Now Simon’s asking for a copy of the Hidden Words he used to set to music the days soon after his mother died and his world collapsed. She was stabbed by his schizophrenic half-brother when the rest of the family went out to a concert. His father, much older and with nearly-grown children from his first marriage, checked out of life. He told Simon and his sister that they were old enough to know what was right and what wasn’t.
They finished high school in Israel. Nia went off to study in the U.S., and Simon returned to Colombia, and vowed to never leave it again.
Last month he graduated from music school. An 8-year undergrad in classical piano. That is where all his grief eventually went. Slowly. Painstakingly. His graduation concert left standing room only in the back of the auditorium.
Simon said he started the concert thinking about what he ate that morning for breakfast, and what he’d have for dinner. His hands played by themselves. Then his conscience came back down and he realized, “I’m here already.” His hands continued until the last song, dedicated to his mother.

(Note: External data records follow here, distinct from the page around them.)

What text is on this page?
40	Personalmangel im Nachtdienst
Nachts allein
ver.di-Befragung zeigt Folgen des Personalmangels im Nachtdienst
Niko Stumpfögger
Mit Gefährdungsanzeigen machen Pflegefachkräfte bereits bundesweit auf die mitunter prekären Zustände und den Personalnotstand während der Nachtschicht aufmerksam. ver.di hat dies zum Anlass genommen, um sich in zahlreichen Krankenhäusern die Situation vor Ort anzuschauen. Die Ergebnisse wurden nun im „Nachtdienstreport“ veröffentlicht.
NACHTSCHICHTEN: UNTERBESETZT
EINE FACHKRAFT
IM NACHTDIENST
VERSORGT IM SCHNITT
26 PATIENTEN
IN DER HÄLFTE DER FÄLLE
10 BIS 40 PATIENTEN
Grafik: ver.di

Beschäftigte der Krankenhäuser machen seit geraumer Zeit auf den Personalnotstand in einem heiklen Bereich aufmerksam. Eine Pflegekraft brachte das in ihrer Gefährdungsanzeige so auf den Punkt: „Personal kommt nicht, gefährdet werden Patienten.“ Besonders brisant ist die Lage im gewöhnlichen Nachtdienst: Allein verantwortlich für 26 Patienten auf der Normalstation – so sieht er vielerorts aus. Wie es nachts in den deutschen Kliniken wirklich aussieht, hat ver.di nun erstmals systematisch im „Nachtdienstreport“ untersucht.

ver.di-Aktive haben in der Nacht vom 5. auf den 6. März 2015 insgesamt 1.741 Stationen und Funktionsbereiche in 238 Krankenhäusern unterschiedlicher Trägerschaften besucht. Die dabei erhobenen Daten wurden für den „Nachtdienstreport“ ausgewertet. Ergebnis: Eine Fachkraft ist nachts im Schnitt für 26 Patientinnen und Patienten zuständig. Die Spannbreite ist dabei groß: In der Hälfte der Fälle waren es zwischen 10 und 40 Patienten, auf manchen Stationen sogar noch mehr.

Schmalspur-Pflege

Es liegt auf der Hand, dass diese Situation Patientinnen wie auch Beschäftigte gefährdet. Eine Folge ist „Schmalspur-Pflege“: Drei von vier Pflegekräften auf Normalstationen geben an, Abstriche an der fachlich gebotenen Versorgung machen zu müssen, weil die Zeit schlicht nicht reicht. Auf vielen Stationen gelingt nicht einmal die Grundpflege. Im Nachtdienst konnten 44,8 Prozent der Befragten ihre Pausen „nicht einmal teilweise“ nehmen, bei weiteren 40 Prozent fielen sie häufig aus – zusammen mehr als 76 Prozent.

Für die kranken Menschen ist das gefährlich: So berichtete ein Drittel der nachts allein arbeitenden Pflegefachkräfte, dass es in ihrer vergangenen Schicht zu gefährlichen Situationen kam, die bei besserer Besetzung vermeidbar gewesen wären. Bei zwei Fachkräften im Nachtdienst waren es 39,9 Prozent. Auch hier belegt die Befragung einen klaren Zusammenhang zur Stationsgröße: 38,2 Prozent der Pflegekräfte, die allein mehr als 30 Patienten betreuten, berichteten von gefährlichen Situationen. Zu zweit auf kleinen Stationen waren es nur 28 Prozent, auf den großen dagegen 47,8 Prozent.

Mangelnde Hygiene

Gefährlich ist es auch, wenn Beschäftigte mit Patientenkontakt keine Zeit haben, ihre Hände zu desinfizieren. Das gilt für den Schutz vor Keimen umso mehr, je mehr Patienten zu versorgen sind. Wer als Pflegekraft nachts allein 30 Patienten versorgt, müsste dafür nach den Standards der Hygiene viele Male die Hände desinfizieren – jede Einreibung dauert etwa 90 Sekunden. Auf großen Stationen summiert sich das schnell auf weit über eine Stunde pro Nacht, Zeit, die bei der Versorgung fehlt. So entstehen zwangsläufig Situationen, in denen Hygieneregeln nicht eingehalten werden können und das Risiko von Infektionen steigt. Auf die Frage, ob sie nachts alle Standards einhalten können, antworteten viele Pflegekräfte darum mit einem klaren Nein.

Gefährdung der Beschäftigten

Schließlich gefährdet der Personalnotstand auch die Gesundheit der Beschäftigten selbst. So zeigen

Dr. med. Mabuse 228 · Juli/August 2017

Someone had given him a handkerchief with talcum powder right before he went on stage, and the keys slipped under his powered fingers. Then he started to cry. He could no longer see the keys.
The piece ended. He couldn’t distinguish anything through the tears, much less the audience from the center of a well-lit stage. By the end, though, he could hear them, the audience, crying with him. Sniffling well after he hit the last key.
I talked to Simon’s friends the day we went to his country house, an old mansion frequented by the renowned Simon Bolivar in the 18th century. All of them had cried, and all of them said it was the best concert they had ever attended.
Now Simon is tying up things in this country’s capital before heading to Cuba “to learn popular music.” He leaves next month. Before he goes, we’re taking a trip to Cali to see FUNDAEC and two old Baha’i friends from our international school days. His passion has become ways to develop Colombia. When Simon and his sister graduated high school in Israel and then came back, Simon struggled, as every single one of us had, with repatriation. Eight years later, however, he’s more committed than ever to stay here. What FUNDAEC seems to be doing with the sciences Simon wants to do with music.
He also has a touch of primogeniture working for him — his uncle was the president, his father — before checking out of reality — was a consummate diplomat, Colombia’s ambassador to Israel. Everywhere we go, there seems to be a cousin or a great-something-or-other who was Colombia’s foremost architect or Bogota’s reason for this thing or that. Simon wants to raise up his own section, like leaven in bread.



What a fantastic story Sabrina, & no less the story of Simon whose work I so admire & remember so fondly from our high school years…such a sweet story.